European safety regulators are reportedly demanding Boeing (NYSE:BA) make substantial changes to its 737 Max, including retrofits to the planes already in service, in a fresh blow to the troubled airplane and its manufacturer.
The 737 Max has been grounded since March 2019 after a pair of fatal accidents. Boeing has developed a fix for the flight control system (the so-called MCAS) blamed as the main cause of the two crashes, and hopes to have the plane airborne again in the second half of 2020.
But according to The Seattle Times, safety regulators in Europe and Canada want to see extensive changes to other parts of the plane's flight control systems, which the newspaper said "could add substantial cost" to the Max program and slow Boeing's ability to ramp up deliveries and boost its cash flow.
The Europeans have identified three issues that the newspaper says will require substantial redesign. They have said they will allow the plane to fly prior to these modifications being made, but are looking at a tight timetable of late 2021 to have the changes completed.
The modifications would undo some of Boeing's efforts to avoid revamping the new 737 design in hopes of avoiding costly simulator training for pilots. It would also bring the Max sensor suite to par with the sensors used on Airbus' rival A320 jet.

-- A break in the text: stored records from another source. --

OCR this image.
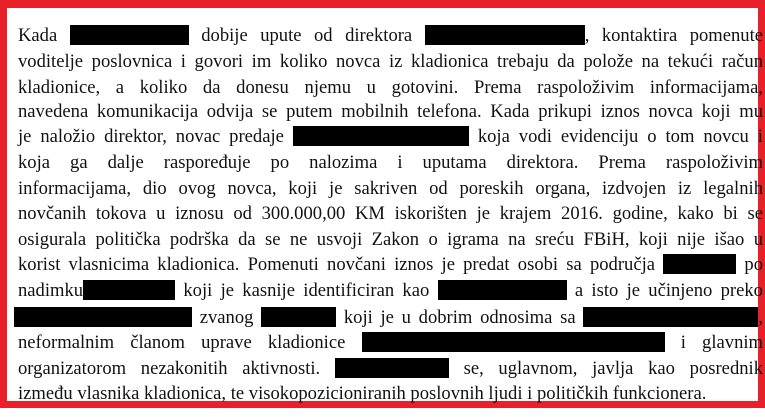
Kada	dobije upute od direktora	, kontaktira pomenute
voditelje poslovnica i govori im koliko novca iz kladionica trebaju da polože na tekući račun
kladionice, a koliko da donesu njemu u gotovini. Prema raspoloživim informacijama,
navedena komunikacija odvija se putem mobilnih telefona. Kada prikupi iznos novca koji mu
je naložio direktor, novac predaje	koja vodi evidenciju o tom novcu i
koja ga dalje raspoređuje po nalozima i uputama direktora. Prema raspoloživim
informacijama, dio ovog novca, koji je sakriven od poreskih organa, izdvojen iz legalnih
novčanih tokova u iznosu od 300.000,00 KM iskorišten je krajem 2016. godine, kako bi se
osigurala politička podrška da se ne usvoji Zakon o igrama na sreću FBiH, koji nije išao u
korist vlasnicima kladionica. Pomenuti novčani iznos je predat osobi sa područja	po
nadimku	koji je kasnije identificiran kao	a isto je učinjeno preko
zvanog	koji je u dobrim odnosima sa	,
neformalnim članom uprave kladionice	i glavnim
organizatorom nezakonitih aktivnosti.	se, uglavnom, javlja kao posrednik
između vlasnika kladionica, te visokopozicioniranih poslovnih ljudi i političkih funkcionera.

The changes would take a near-term bite out of Boeing profitability. There are about 500 737 Max planes already built that would need to be retrofitted.
Boeing bled through $4.7 billion in the first quarter in large part because of 737 Max-related expenses, and with airlines cutting service due to the COVID-19 pandemic, the company already faces a slow and arduous challenge in trying to place the hundreds of planes built but not yet delivered to customers.
Boeing has telegraphed to suppliers it does not expect to hit its original 737 Max production goals for 2020.